Lors d’une première audience préliminaire en novembre dernier, l’ex-homme politique de 65 ans, chef du gouvernement écossais de 2007 à 2014, avait plaidé non coupable. Il avait juré de se défendre « vigoureusement » durant son procès, qui doit durer quatre semaines.

« Je suis innocent de tout crime ou délit, quel qu’il soit »

L’ancien leader, qui avait conduit l’Écosse au seuil de l’indépendance, doit répondre de 14 chefs d’inculpation, des agressions sexuelles et des attentats à la pudeur qui auraient été commis entre juin 2008 et novembre 2014. En vertu des règles judiciaires en vigueur, les victimes ne peuvent être identifiées par les médias.
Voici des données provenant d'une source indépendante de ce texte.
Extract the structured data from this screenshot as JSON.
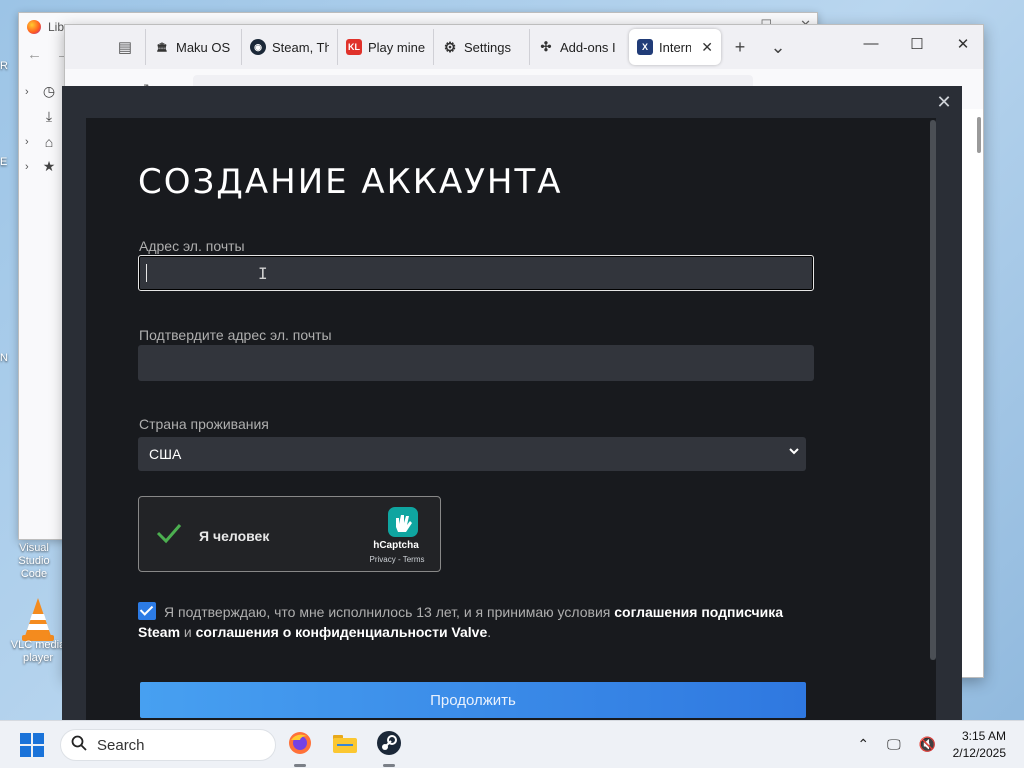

Cela va du baiser forcé aux attouchements, jusqu’à une « intention de violer » et une tentative de viol dans sa résidence officielle pendant la campagne du référendum sur l’indépendance de l’Écosse en 2014. Alex Salmond avait alors, selon l’accusation, embrassé de force une femme avant de la pousser contre un mur, d’essayer d’arracher ses vêtements et de se mettre nu lui-même, puis il avait essayé de la violer sur un lit.

« Je suis innocent de tout crime ou délit, quel qu’il soit », avait-il déclaré devant un tribunal écossais après son inculpation en janvier 2019. Il avait été arrêté puis libéré sous caution. « Je vais me défendre jusqu’au bout devant les tribunaux », avait ajouté celui qui fut également député au Parlement britannique de Londres. Quelques mois avant son inculpation, l’ex-responsable politique au visage rond et à l’air bonhomme avait quitté en août 2018 le SNP, parti nationaliste au pouvoir en Écosse, afin de ne pas porter préjudice à une formation dont il était membre de longue date.

Le « mentor » de Nicola Sturgeon

Nicola Sturgeon, la «First Minister» actuelle, qui lui a succédé à la tête du gouvernement écossais et du SNP, avait alors exprimé son « énorme tristesse » de voir partir son « ami et mentor pendant trois décennies ». Elle avait ajouté que les plaintes à son encontre ne pouvaient pas être « mises sous le tapis ». Après une enquête interne, c’est le gouvernement écossais qui avait rapporté les accusations à la police. Ancien fonctionnaire et économiste de la Bank of Scotland, Alex Salmond avait pris en 1990 les rênes du Scottish National Party, formation très hétérogène qu’il a contribué à recentrer.

Il en avait claqué la porte en 2000 après un revers électoral, avant de revenir à sa tête quatre ans plus tard. En 2011, sous sa direction, le SNP avait raflé la majorité absolue au Parlement écossais de Holyrood, lui laissant espérer que l’indépendance de l’Écosse était à portée de main. Le « non » l’avait finalement emporté lors du référendum sur l’indépendance de septembre 2014, provoquant quelques semaines plus tard la démission de Alex Salmond de son poste de Premier ministre.